Example: small cardamom, black pepper, chilli, turmeric and ginger.
– Minor spices: Excluding all these five major spices, all other are called minor spices.
Minor spices are further divided into five sub groups:
i) Seed spices: Coriander, cumin, black cumin, fennel, aniseed, celery, mustard, poppy and caraway.
ii) Bulbous spices: Garlic, onion, leek and shallot
iii) Aromatic spices: Clove, cinnamon, allspice, aniseed and nutmeg.
iv) Leafy spices: curry leaf, mint, rosemary, bay leaf, and parsley.
v) Acidulant tree spices: Tamarind, kokum.
c) Based on climate requirement of the crop
– Tropical spices: This family of spices requires a high temperature and a lot of humidity. Low temperatures are easily damaging to them.
Example: ginger, turmeric, black pepper, cinnamon, kokum, small cardamom and clove.
– Subtropical spices: Three distinct seasons, winter, summer, and monsoon, are found in a sub-tropical environment.
In the winter, temperatures are cold, and in the summer, they are hot. Most spices demand a cool environment during their vegetative or early growth stages and a hot one during their reproductive stages. Turmeric and ginger are subtropical spices that are cultivated throughout the summer.

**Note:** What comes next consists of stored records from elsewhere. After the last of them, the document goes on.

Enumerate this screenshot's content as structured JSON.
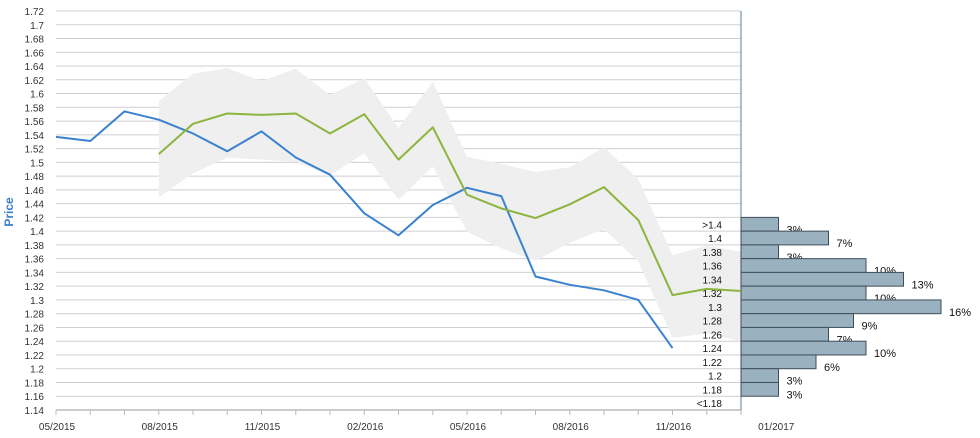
{
  "chart_data": {
    "type": "line",
    "ylabel": "Price",
    "ylim": [
      1.14,
      1.72
    ],
    "yticks": [
      "1.14",
      "1.16",
      "1.18",
      "1.2",
      "1.22",
      "1.24",
      "1.26",
      "1.28",
      "1.3",
      "1.32",
      "1.34",
      "1.36",
      "1.38",
      "1.4",
      "1.42",
      "1.44",
      "1.46",
      "1.48",
      "1.5",
      "1.52",
      "1.54",
      "1.56",
      "1.58",
      "1.6",
      "1.62",
      "1.64",
      "1.66",
      "1.68",
      "1.7",
      "1.72"
    ],
    "xticks": [
      "05/2015",
      "08/2015",
      "11/2015",
      "02/2016",
      "05/2016",
      "08/2016",
      "11/2016",
      "01/2017"
    ],
    "x": [
      0,
      1,
      2,
      3,
      4,
      5,
      6,
      7,
      8,
      9,
      10,
      11,
      12,
      13,
      14,
      15,
      16,
      17,
      18,
      19,
      20
    ],
    "series": [
      {
        "color": "#3a82d0",
        "values": [
          1.537,
          1.531,
          1.574,
          1.562,
          1.542,
          1.516,
          1.545,
          1.507,
          1.482,
          1.426,
          1.394,
          1.438,
          1.463,
          1.451,
          1.334,
          1.322,
          1.314,
          1.3,
          1.23,
          null,
          null
        ]
      },
      {
        "color": "#8db43e",
        "values": [
          null,
          null,
          null,
          1.512,
          1.556,
          1.571,
          1.569,
          1.571,
          1.542,
          1.57,
          1.504,
          1.551,
          1.453,
          1.433,
          1.419,
          1.439,
          1.464,
          1.416,
          1.307,
          1.316,
          1.313
        ]
      }
    ],
    "band": {
      "color": "#efefef",
      "upper": [
        null,
        null,
        null,
        1.589,
        1.629,
        1.637,
        1.618,
        1.636,
        1.598,
        1.622,
        1.55,
        1.617,
        1.508,
        1.498,
        1.486,
        1.493,
        1.522,
        1.476,
        1.365,
        1.379,
        1.37
      ],
      "lower": [
        null,
        null,
        null,
        1.449,
        1.484,
        1.507,
        1.504,
        1.501,
        1.481,
        1.513,
        1.446,
        1.494,
        1.399,
        1.375,
        1.357,
        1.383,
        1.403,
        1.356,
        1.245,
        1.251,
        1.24
      ]
    },
    "histogram": {
      "color": "#9ab1bf",
      "bins": [
        ">1.4",
        "1.4",
        "1.38",
        "1.36",
        "1.34",
        "1.32",
        "1.3",
        "1.28",
        "1.26",
        "1.24",
        "1.22",
        "1.2",
        "1.18",
        "<1.18"
      ],
      "percents": [
        3,
        7,
        3,
        10,
        13,
        10,
        16,
        9,
        7,
        10,
        6,
        3,
        3,
        null
      ],
      "labels": [
        "3%",
        "7%",
        "3%",
        "10%",
        "13%",
        "10%",
        "16%",
        "9%",
        "7%",
        "10%",
        "6%",
        "3%",
        "3%",
        ""
      ]
    }
  }
}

Examples: cumin, fennel, coriander, fenugreek, onion and garlic.
– Temperate spices: Spices of this type can withstand low temperature and frosty weather but are damaged easily in hot weather.
Examples: Thymes, saffron, caraway seed and asafoetida.
d) Based on origin and flavor
– Aromatic spices: Cardamom, aniseed, celery, cumin, coriander, fenugreek and cinnamon.
– Pungent spices: Ginger, chilli, black pepper and mustard
– Phenolic spices: Clove and all spice
– Colored spices: Turmeric, saffron and paprika Based on season of growth:
– Annual spices: Spices which complete their life cycle in one growing season are called annuals.
Example: coriander, cumin, fennel, fenugreek, ajowan and black cumin.
– Biennial spices: It needs two growing seasons to complete the life cycles.
Example: onion and parsley.
– Perennial spices: Perennial spices are those which live for more than two years. Example: Black pepper, saffron, clove, nutmeg and cinnamon.